Given an infinite set $S \subseteq \mathbb{N}$, define the language:

$L_S = \{ \langle M \rangle : M $ is a deterministic TM that does not halt on $\epsilon$, or, $T_M \in S\}$

where $T_M$ is the number of steps that $M$ takes until it halts with the empty word $\epsilon$ as input (or $\infty$ if it doesn't halt).

What are the sets $S$ such that $L_S$ is decidable?

There are some more trivial cases, if $S = \{k,k+1,k+2, \dots \}$ for some $k \in \mathbb{N}$ then $L_S$ is clearly decidable, as we can simulate $M$ on $\epsilon$ for $k-1$ steps and accept if and only if $M$ didn't halt. though, if we take $S= \{k,k+2,k+4,\dots \}$ for some $k \in \mathbb{N}$, or even simply taking $S=\mathbb{N}_{even}$ or $S=\mathbb{N}_{odd}$ this becomes more of a problem, because there is no prevention from it being impossible to have a finite calculation for whether the number of steps until halting will be even in the cases where it halts. Although this seems undecidable I'm not sure how to prove this.

I generally suspect that $L_S$ is decidable if and only if $\mathbb{N} \setminus S$ is finite and $S$ is decidable

Answer 1

$L_S$ is undecidable if $S = \mathbb{N}_{odd}$:

The problem of whether a given TM accepts $\epsilon$ is undecidable. There is a simple reduction from this problem to the problem of membership in $L_S$ when $S = \mathbb{N}_{odd}$. Given a TM $M$, we create a new TM $M'$ which on any input simulates $M$ on the same input, but for each step of $M$, it takes one (or any finite odd number of) extra redundant step(s). This basically makes sure that the number of steps taken by $M'$ on any input is always even.
Now, since $T_{M'} \notin S$, hence, $M'$ is in $L_S$ if and only if $M'$ doesn't halts on $\epsilon$, which in turn implies that $M$ doesn't halt on $\epsilon$. Hence, this language is undecidable.

A similar proof can be also given for $\mathbb{N}_{even}$.

[Undecidable $S$ with Oracle Machines] $L_S$ is decidable for a set $S$ for which $\mathbb{N} \setminus S$ is not finite.

Assuming that the set $S$ need not be decidable itself, and we are going to use it as an oracle and check for decidability using oracle machines.

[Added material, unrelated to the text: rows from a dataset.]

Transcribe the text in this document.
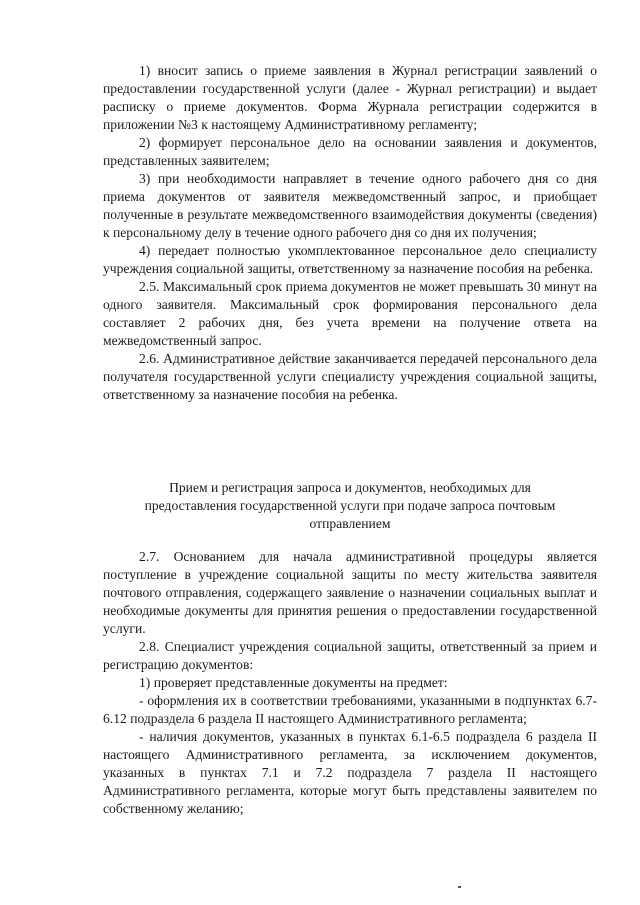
1) вносит запись о приеме заявления в Журнал регистрации заявлений о предоставлении государственной услуги (далее - Журнал регистрации) и выдает расписку о приеме документов. Форма Журнала регистрации содержится в приложении №3 к настоящему Административному регламенту;

2) формирует персональное дело на основании заявления и документов, представленных заявителем;

3) при необходимости направляет в течение одного рабочего дня со дня приема документов от заявителя межведомственный запрос, и приобщает полученные в результате межведомственного взаимодействия документы (сведения) к персональному делу в течение одного рабочего дня со дня их получения;

4) передает полностью укомплектованное персональное дело специалисту учреждения социальной защиты, ответственному за назначение пособия на ребенка.

2.5. Максимальный срок приема документов не может превышать 30 минут на одного заявителя. Максимальный срок формирования персонального дела составляет 2 рабочих дня, без учета времени на получение ответа на межведомственный запрос.

2.6. Административное действие заканчивается передачей персонального дела получателя государственной услуги специалисту учреждения социальной защиты, ответственному за назначение пособия на ребенка.

Прием и регистрация запроса и документов, необходимых для
предоставления государственной услуги при подаче запроса почтовым
отправлением

2.7. Основанием для начала административной процедуры является поступление в учреждение социальной защиты по месту жительства заявителя почтового отправления, содержащего заявление о назначении социальных выплат и необходимые документы для принятия решения о предоставлении государственной услуги.

2.8. Специалист учреждения социальной защиты, ответственный за прием и регистрацию документов:

1) проверяет представленные документы на предмет:

- оформления их в соответствии требованиями, указанными в подпунктах 6.7-6.12 подраздела 6 раздела II настоящего Административного регламента;

- наличия документов, указанных в пунктах 6.1-6.5 подраздела 6 раздела II настоящего Административного регламента, за исключением документов, указанных в пунктах 7.1 и 7.2 подраздела 7 раздела II настоящего Административного регламента, которые могут быть представлены заявителем по собственному желанию;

We construct the set $S$ as follows: for each Turing Machine $M$, let it's binary encoding be $\langle M \rangle$, and let the length of the string $\langle M \rangle$ be $n$. If $M$ doesn't halt on $\epsilon$, then we add the number $10^{n}\langle M \rangle$ to our set $S$. By construction, this set doesn't contain infinite numbers.

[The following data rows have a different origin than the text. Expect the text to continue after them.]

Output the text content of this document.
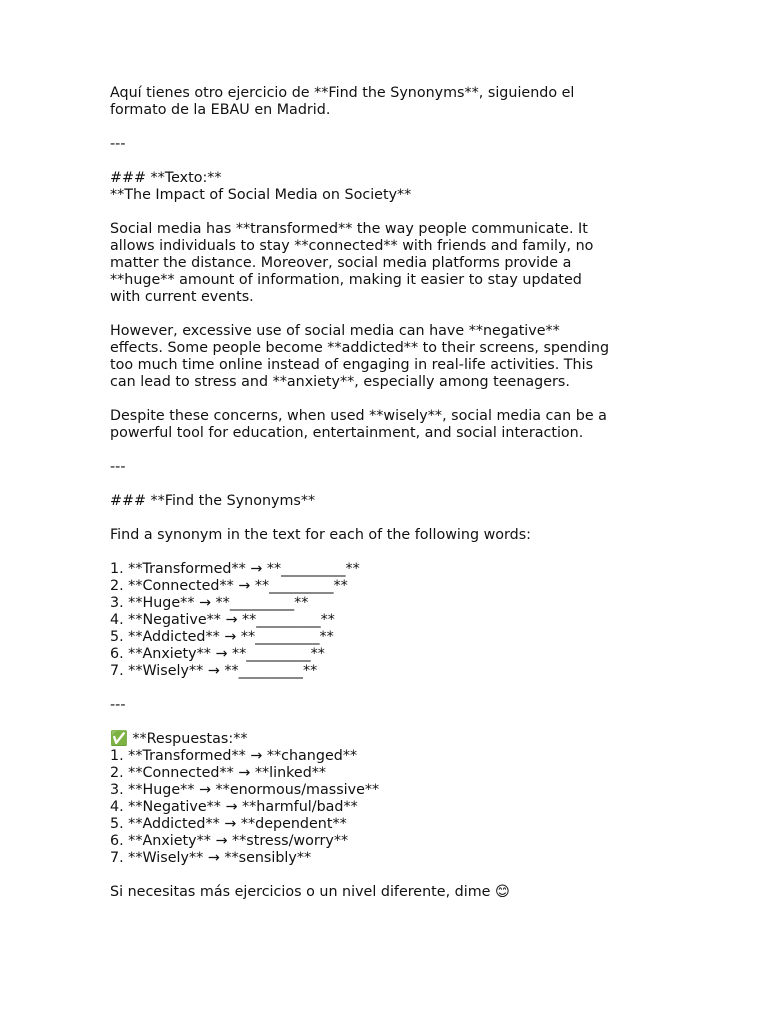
Aquí tienes otro ejercicio de **Find the Synonyms**, siguiendo el
formato de la EBAU en Madrid.
---
### **Texto:**
**The Impact of Social Media on Society**
Social media has **transformed** the way people communicate. It
allows individuals to stay **connected** with friends and family, no
matter the distance. Moreover, social media platforms provide a
**huge** amount of information, making it easier to stay updated
with current events.
However, excessive use of social media can have **negative**
effects. Some people become **addicted** to their screens, spending
too much time online instead of engaging in real-life activities. This
can lead to stress and **anxiety**, especially among teenagers.
Despite these concerns, when used **wisely**, social media can be a
powerful tool for education, entertainment, and social interaction.
---
### **Find the Synonyms**
Find a synonym in the text for each of the following words:
1. **Transformed** → **_________**
2. **Connected** → **_________**
3. **Huge** → **_________**
4. **Negative** → **_________**
5. **Addicted** → **_________**
6. **Anxiety** → **_________**
7. **Wisely** → **_________**
---
✅ **Respuestas:**
1. **Transformed** → **changed**
2. **Connected** → **linked**
3. **Huge** → **enormous/massive**
4. **Negative** → **harmful/bad**
5. **Addicted** → **dependent**
6. **Anxiety** → **stress/worry**
7. **Wisely** → **sensibly**
Si necesitas más ejercicios o un nivel diferente, dime 😊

Now, the decider will work as follows: On an input $M$, it will check whether the number $10^{n}\langle M \rangle$ is in $S$. It will accept $M$ if the number if found, else we can be sure that the machine $M$ will halt, and hence we simulate $M$ on $\epsilon$ until it halts while keeping the count of the number of steps taken by $M$. We finally accept or reject $M$ on the basis of whether this count is in $S$ or not.

Hence, this language is decidable for a set $S$ for which $\mathbb{N} \setminus S$ is not finite.

[Decidable S]

When the set $S$ is decidable, it will be interesting to know whether the hypothesis that "$\mathbb{N} \setminus S$ is finite" holds. I suspect that the answer would be affirmative.

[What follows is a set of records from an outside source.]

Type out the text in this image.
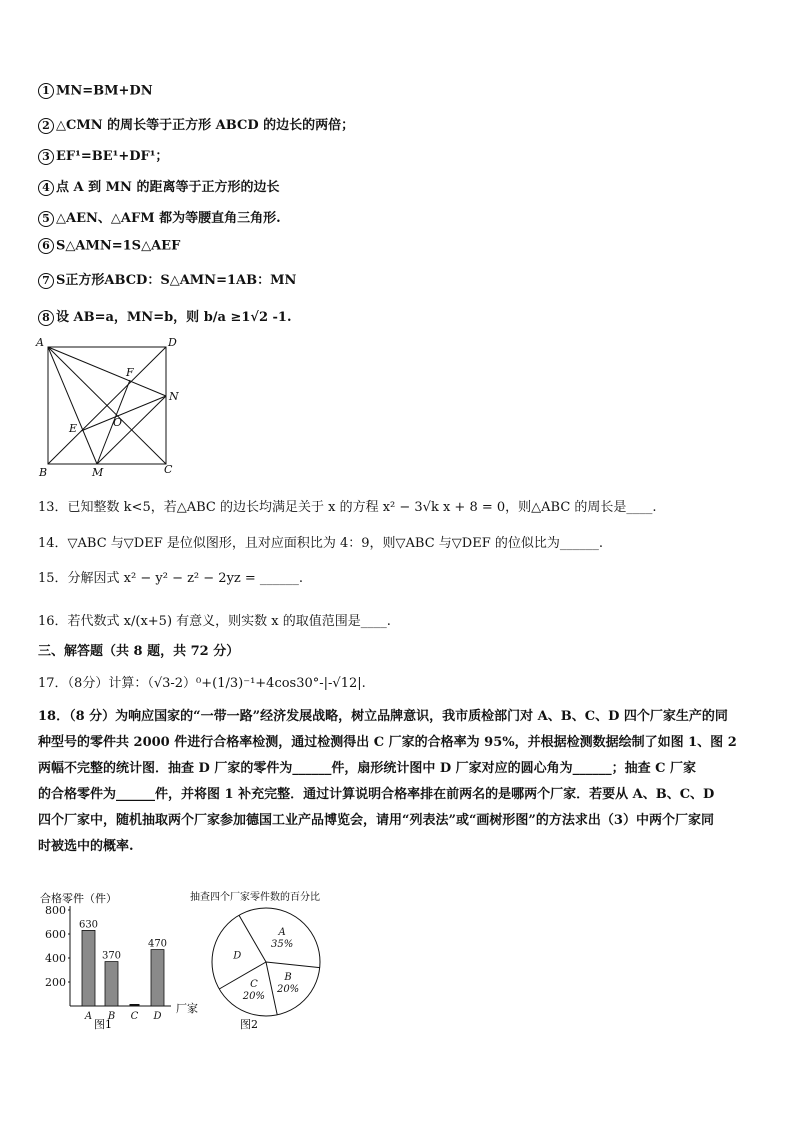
1 MN=BM+DN
2 △CMN 的周长等于正方形 ABCD 的边长的两倍；
3 EF¹=BE¹+DF¹；
4 点 A 到 MN 的距离等于正方形的边长
5 △AEN、△AFM 都为等腰直角三角形.
6 S△AMN=1S△AEF
7 S正方形ABCD：S△AMN=1AB：MN
8 设 AB=a，MN=b，则 b/a ≥1√2 -1.
A	D
F
N
E	O
B	M	C
13．已知整数 k<5，若△ABC 的边长均满足关于 x 的方程 x² − 3√k x + 8 = 0，则△ABC 的周长是____.
14．▽ABC 与▽DEF 是位似图形，且对应面积比为 4：9，则▽ABC 与▽DEF 的位似比为______.
15．分解因式 x² − y² − z² − 2yz = ______.
16．若代数式 x/(x+5) 有意义，则实数 x 的取值范围是____.
三、解答题（共 8 题，共 72 分）
17．（8分）计算：（√3-2）⁰+(1/3)⁻¹+4cos30°-|-√12|.
18．（8 分）为响应国家的“一带一路”经济发展战略，树立品牌意识，我市质检部门对 A、B、C、D 四个厂家生产的同
种型号的零件共 2000 件进行合格率检测，通过检测得出 C 厂家的合格率为 95%，并根据检测数据绘制了如图 1、图 2
两幅不完整的统计图．抽查 D 厂家的零件为______件，扇形统计图中 D 厂家对应的圆心角为______；抽查 C 厂家
的合格零件为______件，并将图 1 补充完整．通过计算说明合格率排在前两名的是哪两个厂家．若要从 A、B、C、D
四个厂家中，随机抽取两个厂家参加德国工业产品博览会，请用“列表法”或“画树形图”的方法求出（3）中两个厂家同
时被选中的概率.
合格零件（件）
200
400
600
800
A
630
B
370
C D
470
厂家
图1
抽查四个厂家零件数的百分比
A
35%
B
20%
C
20%
D
图2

Let $S' = \mathbb{N} \setminus S$ be infinite set. If $S'$ has "simple" subsequence in it (say, an Arithmetic Progression), then we can prove that $L_S$ would be undecidable by a proof similar to the one in the case of $S = \mathbb{N}_{odd}$. The idea is simply to run a construct a TM $M'$ which simulates $M$, and if $M$ halts, then jump to the next hole in $S$. $M'$ will be in $L_S$ iff $M$ halts.

This idea doesn't seem to work when $S'$ is a difficult set; by which I mean that checking the membership is hard in terms of time complexity.